Ele não vai se mexer sozinho. “Eu tenho que fazer uma pergunta, vamos lá. Sr. Fantasma, você é homem ou mulher?”, coloquei o dedo novamente e o copo de arrastou. Eu tirei com tudo. “Porra!”, meu coração estava desesperado.
“Calma, Fabray. Seja mulher!”, coloquei o dedo novamente. “Vamos de novo. Você é mulher ou homem?”, e, novamente, o copo se arrastou lentamente levando até a letra M. “Mulher. Certo.”
Respirei fundo. Eu estava com medo. Apavorada. “Quantos anos você tem?”, parei para pensar. “Espera. A quantos anos faz que você morreu? Isso!”, voltei meu dedo no copo.
O copo fez o caminho do numero 7. “Faz sete anos que morreu... espera.”, algo se encaixou na minha cabeça.
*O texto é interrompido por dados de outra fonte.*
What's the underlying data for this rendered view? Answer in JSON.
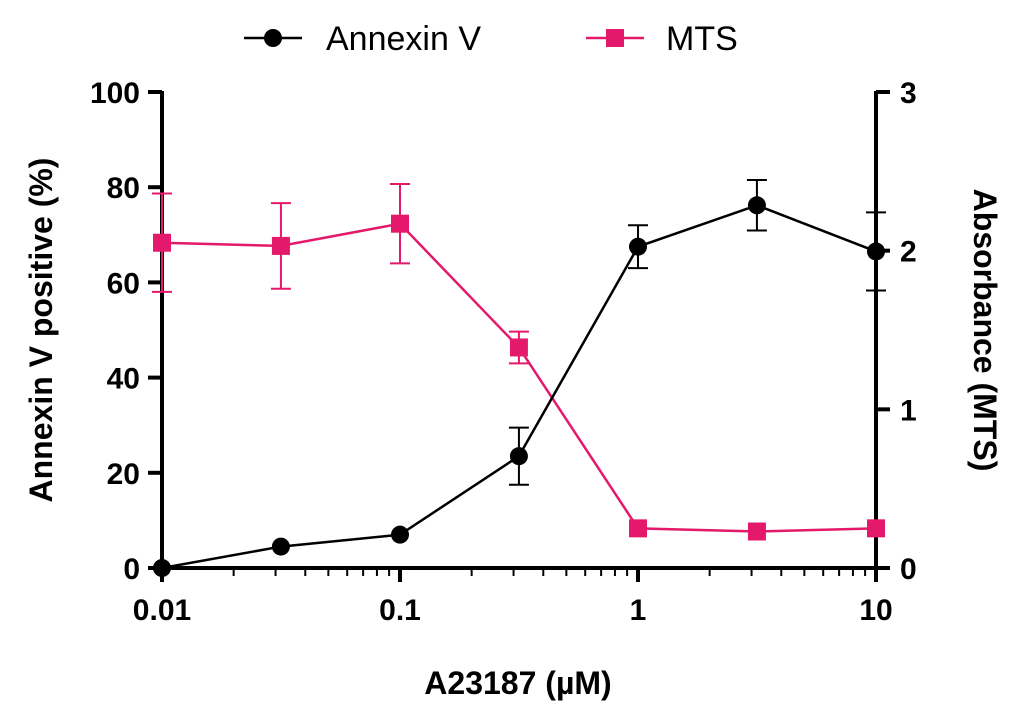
{
  "chart_data": {
    "type": "line",
    "xlabel": "A23187 (µM)",
    "ylabel": "Annexin V positive (%)",
    "y2label": "Absorbance (MTS)",
    "x_scale": "log",
    "xlim": [
      0.01,
      10
    ],
    "ylim": [
      0,
      100
    ],
    "y2lim": [
      0,
      3
    ],
    "x_ticks": [
      0.01,
      0.1,
      1,
      10
    ],
    "x_tick_labels": [
      "0.01",
      "0.1",
      "1",
      "10"
    ],
    "y_ticks": [
      0,
      20,
      40,
      60,
      80,
      100
    ],
    "y_tick_labels": [
      "0",
      "20",
      "40",
      "60",
      "80",
      "100"
    ],
    "y2_ticks": [
      0,
      1,
      2,
      3
    ],
    "y2_tick_labels": [
      "0",
      "1",
      "2",
      "3"
    ],
    "grid": false,
    "legend_position": "top-center",
    "series": [
      {
        "name": "Annexin V",
        "axis": "left",
        "marker": "circle",
        "color": "#000000",
        "x": [
          0.01,
          0.0316,
          0.1,
          0.316,
          1,
          3.16,
          10
        ],
        "y": [
          0,
          4.5,
          7,
          23.5,
          67.5,
          76.2,
          66.5
        ],
        "err": [
          0,
          0,
          0,
          6,
          4.5,
          5.3,
          8.2
        ]
      },
      {
        "name": "MTS",
        "axis": "right",
        "marker": "square",
        "color": "#e5196b",
        "x": [
          0.01,
          0.0316,
          0.1,
          0.316,
          1,
          3.16,
          10
        ],
        "y": [
          2.05,
          2.03,
          2.17,
          1.39,
          0.25,
          0.23,
          0.25
        ],
        "err": [
          0.31,
          0.27,
          0.25,
          0.1,
          0,
          0,
          0
        ]
      }
    ]
  }
}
Uma pequena possibilidade. Bem pequena. “Quantos anos você tem? Junto como esses 7?”, o copo parou no dois e- “Por favor, não seja o quatro...” quatro. “Santa Maria!”
Meus pensamentos estavam em agitação. Tentei respirar fundo, levantei para beber um pouco de água, precisava me acalmar.
Quando voltei, perguntei com quantos anos ela – justo ela – tinha morrido e a resposta parou nos 17 anos. Eu tinha que desistir. Aquilo seria loucura. Totalmente loucura. “Eu não sei o que perguntar, porque tenho medo de ser coisa da minha cabeça. Sabe, meus dedos se mexendo porque eu quero isso. Eu quero muito.”
Fechei os olhos tentando me acalmar e comecei a ouvir um barulho baixo, de algo se arrastando.
Pronto. Morri.
Abri os olhos, era... era o copo se mexendo sozinho. Ou eu bebi muito a noite passada ou eu realmente estou ficando louca.
Os ambos.
Eu nunca mais irei tomar vinho, nem socialmente.
O copo parou na letra B e caminhou para E. Minha respirou parou. R. “Meu deus...”, e, por fim, Y.
Bery.
Eu tinha que saber. Coloquei o dedo no copo e fiz minha última pergunta. “Rachel, é você?”
E o copo caminhou, mas lentamente que as outras vezes me fazendo, assim, suar frio, eu queria uma resposta.
Então, ele chegou ao seu destino. Eu dei um suspiro e engoli seco.
Me deitei no chão mesmo – porque eu ainda não tinha um sofá. Minha respiração estava quase normal, mas meu coração não, meu corpo não.
Minha boca estava tremendo, eu tentei falar algo, mas não consegui. Meus pensamentos estavam a mil.
Fechei os olhos tentando, sem sucesso, me acalmar. “Olá, Rachel.”, disse tremendo. “A quanto tempo.”